Sylvanas’ soul has all but been confirmed to have been intercepted at the time of her death at Icecrown by some entity doing something they shouldn’t have been doing—almost certainly the Jailer.
If the Arbiter actually sent her to the Maw, I’ll be more genuinely shocked than I ever have been in the history of WoW. If Blizzard ends up claiming that Sylvanas’ pre-Cata crimes are in some way more damnable than those of planet-destroying people we see in Revendreth, there is officially a problem.
Unless it turns out that the Arbiter sends people to the Maw because she doesn’t think they did anything damnable…
The Maw wasn’t always called the Maw(https://shadowlands.wowhead.com/item=180804/worn-obleron-etching) and it’s probably the Venthyr throwing unspeakably Evil Villains in there that is to blame for the Maw’s reputation as a place for the Irredeemable.
Of course it would still leave the question of why Obleron was made inescapable… Is it simply because being a paradise for WMD inventors requires it to be heavily secure so that they don’t blow up the rest of the Shadowlands while testing their weapons?
If that is indeed the case then Sylvanas it might have been that Sylvanas wasn’t bad enough for Revendreth(much less the Death Realms of Eternal Torment) and got sent to what would have otherwise been a paradise for a WMD inventor!
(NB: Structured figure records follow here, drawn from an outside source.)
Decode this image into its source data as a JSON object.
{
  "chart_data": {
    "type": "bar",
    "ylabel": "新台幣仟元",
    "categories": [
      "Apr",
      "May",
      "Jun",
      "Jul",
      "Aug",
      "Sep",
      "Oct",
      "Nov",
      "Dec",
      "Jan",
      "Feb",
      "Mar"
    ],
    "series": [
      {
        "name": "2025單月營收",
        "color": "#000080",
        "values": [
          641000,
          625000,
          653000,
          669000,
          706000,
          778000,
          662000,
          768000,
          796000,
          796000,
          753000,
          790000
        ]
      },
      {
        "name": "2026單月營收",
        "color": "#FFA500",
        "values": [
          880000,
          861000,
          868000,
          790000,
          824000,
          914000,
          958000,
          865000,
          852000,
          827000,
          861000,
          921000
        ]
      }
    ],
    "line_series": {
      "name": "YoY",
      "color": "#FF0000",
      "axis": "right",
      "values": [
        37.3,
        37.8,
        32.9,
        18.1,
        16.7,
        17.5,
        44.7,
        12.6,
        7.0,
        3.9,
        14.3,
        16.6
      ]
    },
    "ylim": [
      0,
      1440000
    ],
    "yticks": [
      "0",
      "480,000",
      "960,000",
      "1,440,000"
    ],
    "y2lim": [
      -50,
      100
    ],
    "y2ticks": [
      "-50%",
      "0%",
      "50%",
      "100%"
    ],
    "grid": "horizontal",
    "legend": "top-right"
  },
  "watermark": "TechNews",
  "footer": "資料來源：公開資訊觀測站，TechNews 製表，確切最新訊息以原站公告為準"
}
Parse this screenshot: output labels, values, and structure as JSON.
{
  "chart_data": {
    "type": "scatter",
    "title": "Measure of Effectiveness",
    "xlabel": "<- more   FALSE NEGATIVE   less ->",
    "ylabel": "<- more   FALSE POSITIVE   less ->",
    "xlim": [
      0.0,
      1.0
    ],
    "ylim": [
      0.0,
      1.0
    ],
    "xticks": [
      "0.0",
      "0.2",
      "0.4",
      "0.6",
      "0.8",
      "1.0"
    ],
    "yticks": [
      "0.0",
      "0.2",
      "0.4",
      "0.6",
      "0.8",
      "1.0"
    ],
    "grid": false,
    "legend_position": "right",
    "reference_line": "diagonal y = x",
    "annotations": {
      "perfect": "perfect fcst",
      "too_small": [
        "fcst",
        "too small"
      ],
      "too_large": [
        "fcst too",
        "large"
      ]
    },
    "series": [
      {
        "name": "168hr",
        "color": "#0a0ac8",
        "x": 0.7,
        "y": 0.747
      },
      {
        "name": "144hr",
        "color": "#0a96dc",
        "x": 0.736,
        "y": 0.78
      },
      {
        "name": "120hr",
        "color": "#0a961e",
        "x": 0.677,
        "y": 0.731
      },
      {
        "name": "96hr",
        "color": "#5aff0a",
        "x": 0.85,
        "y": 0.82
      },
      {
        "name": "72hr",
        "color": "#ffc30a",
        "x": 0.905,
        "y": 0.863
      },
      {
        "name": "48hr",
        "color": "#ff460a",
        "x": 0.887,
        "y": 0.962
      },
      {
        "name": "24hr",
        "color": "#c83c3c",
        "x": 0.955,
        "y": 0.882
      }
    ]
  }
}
Yes, the Forsaken used the Blight on the living, but they didn’t need to make the Blight so brutal in order to kill living targets, as there were already several types of weapons that could be used against the living, including the original Scourge Plague that the Forsaken studied in order to create the Blight. Devising something that was harsh enough to kill the Scourge and keep them dead was the tricky part, and the finished Blight is so harsh that the Forsaken themselves have to use protective equipment to handle it or else it will kill them too. The Forsaken were studying necromancy at the same time, but they’ve never successfully come up with a way to raise intelligent undead without the help of the Val’kyr. Even Sylvanas could only raise shambling skeletons at the Siege of Lordaeron after she ordered the use of Blight, not intelligent undead. In fact, without Sylvanas and the Val’kyr, the Forsaken have probably lost their ability to increase their numbers.
tl;dr Killing living humans is easy, killing Scourge and Forsaken permanently is quite a bit more difficult. In order to be able to kill Scourge, the Blight had to be strong enough that it would also kill just about everything else.